雑談

「お前らが生きていておれは嬉しくもあり哀しくもある。良いヒトは先に死ぬと言うらしいが、お前らが今も生きているってことはお前らみんな悪いヒトだったってことだ。おれはお前らが良いヒトだと思っていたのに裏切られたぜ」


『だったらお前も悪いヒトのひとりだろ』と声を揃える三人。息の合うことは素晴らしいではないか、息が合うからこそお前らは戦場で生き残ってきたんだぞ。


「戦場で隊列を乱す悪い奴は必要とされず、日頃の行いすら悪い奴は戦場で惨殺されるか逃げるかだ。つまり結晶人の中でおれだけがサノバビッチのゴミクズ野郎だったわけだな」


「わかったわかった、こっちが哀しくなるから自虐ネタはやめてくれ」


 そう言ったケントは三次元出力された料理品目に目を通し、自分のお気に入り料理であろう十数品を選択、そして特大盛りに設定して最後に注文確定ボタンを押した。食べられもしない量の注文は店からしたら間違いなく迷惑客なのだが、ここにおられる御方は第四世代結晶人でして、出された料理を残されると思わないでくださいませ。それと三世代と五世代のおれたちの注文も忘れないでくれよ。

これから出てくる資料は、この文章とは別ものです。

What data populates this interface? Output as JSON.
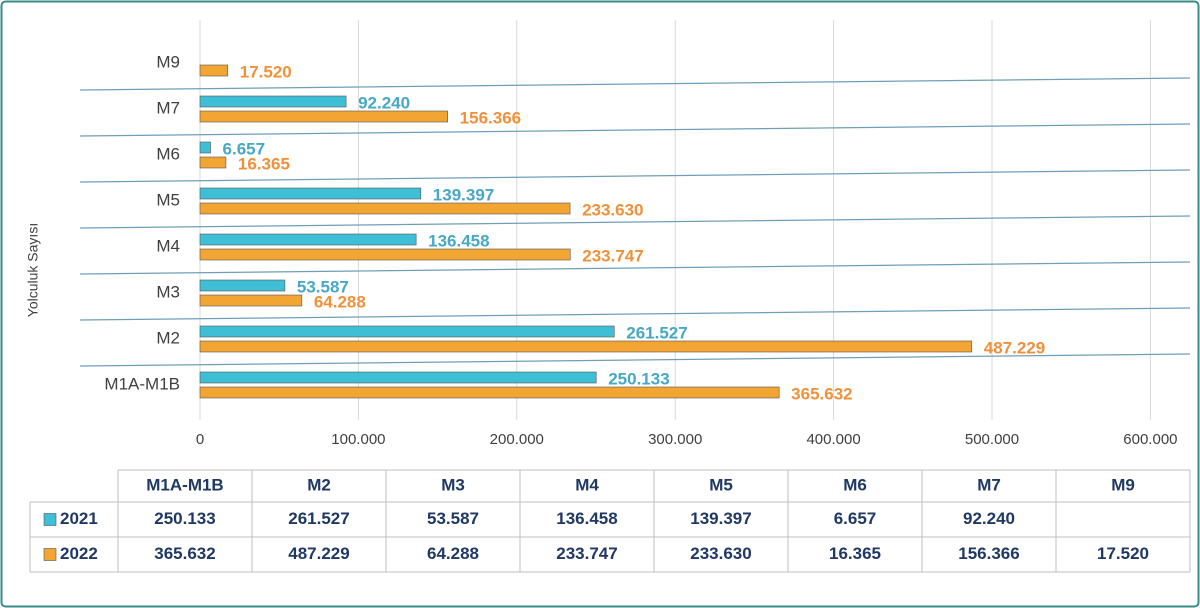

「この店も今までよくやった方だ」とおれは話題を提供する。


「今まで……これからもやるだろ」とケント。


「昔より飲み食いしに来る番なし結晶人ネームドほだしとが減った今は、この店の売り上げは全盛期以下になっただろ。結晶人の黄金期同様にこの店もそろそろ終わりだ」


「ネームドの入店が減ったところでエーテルナンバー1の飲食店だぞ、潰れるはずがない」


 結晶人のナンバー1が考案した店なんだからナンバー1じゃなきゃ困るだろ。そのナンバー1が落ち込んでいるんじゃある意味終わりだ。番なし結晶人のケント殿ともあろう御方が現実を受け止めきれませんかな?

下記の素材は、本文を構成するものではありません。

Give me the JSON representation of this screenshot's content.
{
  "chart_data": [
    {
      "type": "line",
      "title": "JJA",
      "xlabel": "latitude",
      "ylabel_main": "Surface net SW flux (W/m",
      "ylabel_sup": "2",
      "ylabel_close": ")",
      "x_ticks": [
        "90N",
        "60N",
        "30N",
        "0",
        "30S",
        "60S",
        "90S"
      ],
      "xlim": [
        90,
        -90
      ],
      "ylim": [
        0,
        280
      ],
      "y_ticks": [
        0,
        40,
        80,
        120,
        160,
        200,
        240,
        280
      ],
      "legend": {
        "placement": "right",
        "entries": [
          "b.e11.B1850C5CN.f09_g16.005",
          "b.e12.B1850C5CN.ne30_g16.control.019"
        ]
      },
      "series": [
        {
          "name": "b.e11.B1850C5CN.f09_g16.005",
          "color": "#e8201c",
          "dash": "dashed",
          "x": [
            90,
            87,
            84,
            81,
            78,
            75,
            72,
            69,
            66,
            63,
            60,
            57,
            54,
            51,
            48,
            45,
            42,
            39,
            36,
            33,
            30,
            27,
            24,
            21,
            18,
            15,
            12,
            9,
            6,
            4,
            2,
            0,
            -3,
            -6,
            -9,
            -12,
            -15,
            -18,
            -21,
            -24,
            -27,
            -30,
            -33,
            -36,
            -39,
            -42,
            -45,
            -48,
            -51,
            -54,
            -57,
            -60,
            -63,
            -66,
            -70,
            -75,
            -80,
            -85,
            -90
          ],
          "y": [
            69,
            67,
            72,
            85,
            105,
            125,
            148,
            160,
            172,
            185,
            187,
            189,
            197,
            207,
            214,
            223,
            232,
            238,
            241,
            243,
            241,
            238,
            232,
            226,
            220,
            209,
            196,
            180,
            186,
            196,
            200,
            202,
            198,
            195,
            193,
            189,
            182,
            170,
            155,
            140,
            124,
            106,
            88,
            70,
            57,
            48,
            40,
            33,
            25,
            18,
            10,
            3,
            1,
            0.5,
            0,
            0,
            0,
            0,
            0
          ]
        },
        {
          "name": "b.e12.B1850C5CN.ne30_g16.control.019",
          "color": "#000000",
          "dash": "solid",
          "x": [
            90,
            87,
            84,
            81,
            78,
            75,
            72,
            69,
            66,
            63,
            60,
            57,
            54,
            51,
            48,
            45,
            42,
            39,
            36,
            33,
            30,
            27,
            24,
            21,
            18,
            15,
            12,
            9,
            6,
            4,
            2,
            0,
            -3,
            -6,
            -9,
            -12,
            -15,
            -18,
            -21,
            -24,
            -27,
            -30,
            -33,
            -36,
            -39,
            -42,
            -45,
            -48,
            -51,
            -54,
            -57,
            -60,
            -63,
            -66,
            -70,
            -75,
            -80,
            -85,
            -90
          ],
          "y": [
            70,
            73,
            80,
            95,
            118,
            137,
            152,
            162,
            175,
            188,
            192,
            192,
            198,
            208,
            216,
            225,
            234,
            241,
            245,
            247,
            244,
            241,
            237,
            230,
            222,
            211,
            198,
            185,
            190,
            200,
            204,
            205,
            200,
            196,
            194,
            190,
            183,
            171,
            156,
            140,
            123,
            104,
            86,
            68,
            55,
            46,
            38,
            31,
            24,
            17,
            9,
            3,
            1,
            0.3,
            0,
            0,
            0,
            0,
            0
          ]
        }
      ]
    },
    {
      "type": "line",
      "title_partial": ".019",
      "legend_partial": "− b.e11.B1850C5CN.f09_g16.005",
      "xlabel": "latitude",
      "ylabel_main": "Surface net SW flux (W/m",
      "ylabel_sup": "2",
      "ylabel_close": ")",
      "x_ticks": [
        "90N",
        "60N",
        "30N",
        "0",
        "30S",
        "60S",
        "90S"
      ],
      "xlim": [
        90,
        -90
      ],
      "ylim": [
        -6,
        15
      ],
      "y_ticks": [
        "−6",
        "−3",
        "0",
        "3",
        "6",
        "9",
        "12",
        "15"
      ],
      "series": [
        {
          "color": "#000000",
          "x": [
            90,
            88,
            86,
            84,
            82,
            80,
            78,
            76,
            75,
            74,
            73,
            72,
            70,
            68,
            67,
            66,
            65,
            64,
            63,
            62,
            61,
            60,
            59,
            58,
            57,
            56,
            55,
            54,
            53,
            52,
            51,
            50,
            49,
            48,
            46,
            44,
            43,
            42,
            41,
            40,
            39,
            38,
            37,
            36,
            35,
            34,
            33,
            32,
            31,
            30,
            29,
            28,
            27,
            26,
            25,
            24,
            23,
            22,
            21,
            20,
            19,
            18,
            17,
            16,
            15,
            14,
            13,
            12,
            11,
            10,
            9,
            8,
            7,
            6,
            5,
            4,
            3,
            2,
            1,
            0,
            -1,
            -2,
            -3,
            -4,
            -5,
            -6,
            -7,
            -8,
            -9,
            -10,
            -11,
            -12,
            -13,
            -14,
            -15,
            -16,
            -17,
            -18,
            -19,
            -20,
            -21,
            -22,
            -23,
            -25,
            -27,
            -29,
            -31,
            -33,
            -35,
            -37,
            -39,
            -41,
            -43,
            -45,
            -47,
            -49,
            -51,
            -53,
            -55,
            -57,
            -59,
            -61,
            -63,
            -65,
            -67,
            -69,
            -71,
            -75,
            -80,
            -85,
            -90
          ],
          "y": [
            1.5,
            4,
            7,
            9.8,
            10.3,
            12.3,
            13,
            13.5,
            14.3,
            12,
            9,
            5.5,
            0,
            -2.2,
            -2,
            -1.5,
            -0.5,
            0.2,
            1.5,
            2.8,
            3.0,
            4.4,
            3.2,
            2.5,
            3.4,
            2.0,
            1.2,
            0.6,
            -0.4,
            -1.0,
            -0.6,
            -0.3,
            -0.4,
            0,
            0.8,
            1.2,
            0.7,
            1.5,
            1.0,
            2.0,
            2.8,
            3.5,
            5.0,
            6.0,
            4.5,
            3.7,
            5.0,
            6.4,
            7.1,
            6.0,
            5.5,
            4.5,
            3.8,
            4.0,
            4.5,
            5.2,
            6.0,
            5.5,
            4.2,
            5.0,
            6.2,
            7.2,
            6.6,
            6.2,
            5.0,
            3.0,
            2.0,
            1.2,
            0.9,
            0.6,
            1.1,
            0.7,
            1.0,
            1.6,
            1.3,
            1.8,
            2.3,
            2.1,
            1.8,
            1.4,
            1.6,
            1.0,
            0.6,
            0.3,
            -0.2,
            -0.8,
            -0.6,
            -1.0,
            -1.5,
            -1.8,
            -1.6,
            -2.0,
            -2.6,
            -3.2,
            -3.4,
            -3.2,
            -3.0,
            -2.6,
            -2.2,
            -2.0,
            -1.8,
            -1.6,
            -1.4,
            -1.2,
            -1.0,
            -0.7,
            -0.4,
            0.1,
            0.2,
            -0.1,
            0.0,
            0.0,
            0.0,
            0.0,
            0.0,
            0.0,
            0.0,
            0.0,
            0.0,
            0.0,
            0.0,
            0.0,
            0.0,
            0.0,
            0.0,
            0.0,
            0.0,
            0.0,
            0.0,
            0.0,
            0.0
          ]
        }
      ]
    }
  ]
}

「そんなことはどうでもいいが、今日の式典に来なかった理由はなんだ……」


 とケントが唐突に訊いてきた。


 おいおい、せっかくおれがつまらん同期会に来てやったのにそれか……まあいい、簡単な理由――おれはニレンが大嫌いだから行かなかっただけだ。加えて、ニレン以外にも嫌いな奴が山ほどいる場所に己から行くはずないだろ。おれは結晶人だぞ、猿人のような昔の人間共らしく、嫌いな奴と一緒の企業やら学校やらを共有するなんて罰当たりな行いをするはずないだろ。今の人間共でさえ『昔の人間は猿人ではなく、進化しない猿だ。まだ土くれの人間の方が進化している人間と言える』てな感じで先代を悪く言うくらいだ。

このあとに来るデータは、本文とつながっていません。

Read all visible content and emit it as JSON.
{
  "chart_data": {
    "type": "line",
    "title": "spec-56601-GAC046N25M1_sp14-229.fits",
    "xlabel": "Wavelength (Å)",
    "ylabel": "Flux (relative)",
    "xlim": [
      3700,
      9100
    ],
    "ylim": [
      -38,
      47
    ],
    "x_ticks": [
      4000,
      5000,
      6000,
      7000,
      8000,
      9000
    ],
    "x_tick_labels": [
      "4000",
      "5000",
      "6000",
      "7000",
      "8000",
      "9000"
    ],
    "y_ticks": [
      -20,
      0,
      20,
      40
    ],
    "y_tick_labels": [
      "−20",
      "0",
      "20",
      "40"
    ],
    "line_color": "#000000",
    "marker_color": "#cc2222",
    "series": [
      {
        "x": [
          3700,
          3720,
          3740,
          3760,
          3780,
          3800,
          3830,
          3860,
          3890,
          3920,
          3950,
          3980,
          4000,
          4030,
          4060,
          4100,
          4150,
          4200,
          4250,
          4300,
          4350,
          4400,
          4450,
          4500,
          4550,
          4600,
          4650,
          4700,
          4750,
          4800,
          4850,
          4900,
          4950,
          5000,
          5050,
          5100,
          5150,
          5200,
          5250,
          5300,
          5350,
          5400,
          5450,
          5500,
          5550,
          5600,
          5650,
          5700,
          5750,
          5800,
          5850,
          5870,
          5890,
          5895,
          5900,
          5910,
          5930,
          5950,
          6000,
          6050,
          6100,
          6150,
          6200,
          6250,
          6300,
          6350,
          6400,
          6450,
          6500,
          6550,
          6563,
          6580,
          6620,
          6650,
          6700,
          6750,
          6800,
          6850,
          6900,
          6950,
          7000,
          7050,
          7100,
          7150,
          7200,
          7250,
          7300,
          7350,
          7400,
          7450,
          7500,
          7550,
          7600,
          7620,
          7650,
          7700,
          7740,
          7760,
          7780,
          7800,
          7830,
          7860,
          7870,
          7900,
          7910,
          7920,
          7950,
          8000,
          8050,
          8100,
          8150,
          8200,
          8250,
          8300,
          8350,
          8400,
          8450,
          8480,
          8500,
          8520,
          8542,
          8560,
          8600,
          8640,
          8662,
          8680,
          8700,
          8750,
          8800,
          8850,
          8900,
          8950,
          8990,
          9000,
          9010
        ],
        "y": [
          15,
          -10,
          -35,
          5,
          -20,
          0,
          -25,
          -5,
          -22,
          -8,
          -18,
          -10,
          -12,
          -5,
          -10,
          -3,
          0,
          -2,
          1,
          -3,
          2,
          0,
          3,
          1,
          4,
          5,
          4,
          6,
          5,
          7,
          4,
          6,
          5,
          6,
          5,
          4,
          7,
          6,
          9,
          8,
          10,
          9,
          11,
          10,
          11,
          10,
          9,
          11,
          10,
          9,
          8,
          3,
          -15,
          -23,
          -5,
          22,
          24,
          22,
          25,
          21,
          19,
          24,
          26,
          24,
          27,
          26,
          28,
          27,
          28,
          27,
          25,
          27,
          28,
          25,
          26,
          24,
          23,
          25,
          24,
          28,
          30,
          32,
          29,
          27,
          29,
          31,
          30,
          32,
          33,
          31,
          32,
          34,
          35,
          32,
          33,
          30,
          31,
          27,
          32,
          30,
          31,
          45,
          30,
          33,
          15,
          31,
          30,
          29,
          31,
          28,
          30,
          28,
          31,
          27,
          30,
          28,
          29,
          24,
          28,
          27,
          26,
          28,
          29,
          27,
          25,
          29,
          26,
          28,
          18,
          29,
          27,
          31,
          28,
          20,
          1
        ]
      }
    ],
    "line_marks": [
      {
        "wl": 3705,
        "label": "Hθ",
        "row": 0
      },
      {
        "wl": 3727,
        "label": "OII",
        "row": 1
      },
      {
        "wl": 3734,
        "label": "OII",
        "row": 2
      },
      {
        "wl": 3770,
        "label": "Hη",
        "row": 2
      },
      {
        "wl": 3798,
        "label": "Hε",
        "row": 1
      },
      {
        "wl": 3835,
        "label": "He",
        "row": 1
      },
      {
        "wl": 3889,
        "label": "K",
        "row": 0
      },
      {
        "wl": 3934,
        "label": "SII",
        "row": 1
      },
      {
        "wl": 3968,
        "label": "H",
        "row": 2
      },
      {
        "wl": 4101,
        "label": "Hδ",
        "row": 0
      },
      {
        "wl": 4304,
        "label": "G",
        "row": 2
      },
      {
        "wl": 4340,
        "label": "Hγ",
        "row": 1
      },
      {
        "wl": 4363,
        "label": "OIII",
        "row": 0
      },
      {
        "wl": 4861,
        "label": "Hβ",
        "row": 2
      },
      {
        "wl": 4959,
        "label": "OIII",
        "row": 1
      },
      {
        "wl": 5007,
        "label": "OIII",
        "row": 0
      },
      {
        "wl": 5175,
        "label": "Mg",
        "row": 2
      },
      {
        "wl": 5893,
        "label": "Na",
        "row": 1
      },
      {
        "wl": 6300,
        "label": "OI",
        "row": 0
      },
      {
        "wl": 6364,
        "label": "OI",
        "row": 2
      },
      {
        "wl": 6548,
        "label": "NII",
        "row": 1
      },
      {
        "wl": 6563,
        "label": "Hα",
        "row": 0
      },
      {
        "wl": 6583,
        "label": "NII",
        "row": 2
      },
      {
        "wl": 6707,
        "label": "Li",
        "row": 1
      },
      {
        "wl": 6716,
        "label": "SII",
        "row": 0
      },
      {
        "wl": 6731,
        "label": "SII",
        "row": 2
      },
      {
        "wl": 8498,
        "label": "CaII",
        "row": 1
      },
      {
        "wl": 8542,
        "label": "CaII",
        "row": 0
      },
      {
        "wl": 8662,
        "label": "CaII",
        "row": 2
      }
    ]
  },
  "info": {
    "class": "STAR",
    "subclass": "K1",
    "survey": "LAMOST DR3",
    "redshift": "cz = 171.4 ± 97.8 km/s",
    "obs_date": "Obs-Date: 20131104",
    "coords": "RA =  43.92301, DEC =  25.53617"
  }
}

 とまあ、式典に来なかった理由を嘘で教えてやろうではなか。


「おれは求職中の身なんだ。つまり、仕事探しやらバイト探しやらで忙しいんだよ」


「仕事探し? そんな急ぐことないだろ、結晶人ならどこでも簡単に雇ってくれる」


「いいや、良い求人はすぐに取られる。残っている求人は未経験歓迎やら学歴不問って書いてあるよく分からん求人くらいだ。『貴公の実力を見せてみろ』くらい書かれてないとダメダメだ」


「じゃあその未経験歓迎とか書かれているよく分からん求人でいいだろ」


 ケント、お前はアホ野郎だ。結晶人が何のために生まれてきたのか忘れたのか? 神生国と戦うためだろ。それなのにどうしておれが、よりによって未経験歓迎などと宣う求人に応募しなくてはならないんだ、もしおれが使えない奴と判断されたらサンドバッグにされちまうよ。


「未経験歓迎とか書いてある求人は学歴厨と実力主義の詐欺求人だぞ。大昔は<偏差値>って言葉があってだな、未経験歓迎って求人はその偏差値が二百以上の奴とか実績を持った奴を歓迎しているんだよ。悪いがおれは偏差値二十以下の実力を持たない結晶人だ、分かるか?」


「いいや、お前の偏差値は一あれば良い方だ」


『うん、ケントの言う通り』とケントの発言に同意を示してくれるアランとクルー。


 なんて失礼な奴らだ、おれでも偏差値二くらいはあるぞ。それと、一と二では絶対的に超えられない壁があるのをご存じか? 一はニレンで、二は第一世代ゴートから第四世代ノヴァまでの結晶人総数、頭使っても束になっても馬鹿なニレンに勝てないのは残酷なことで、偏差値って言葉が死語になった理由でもある。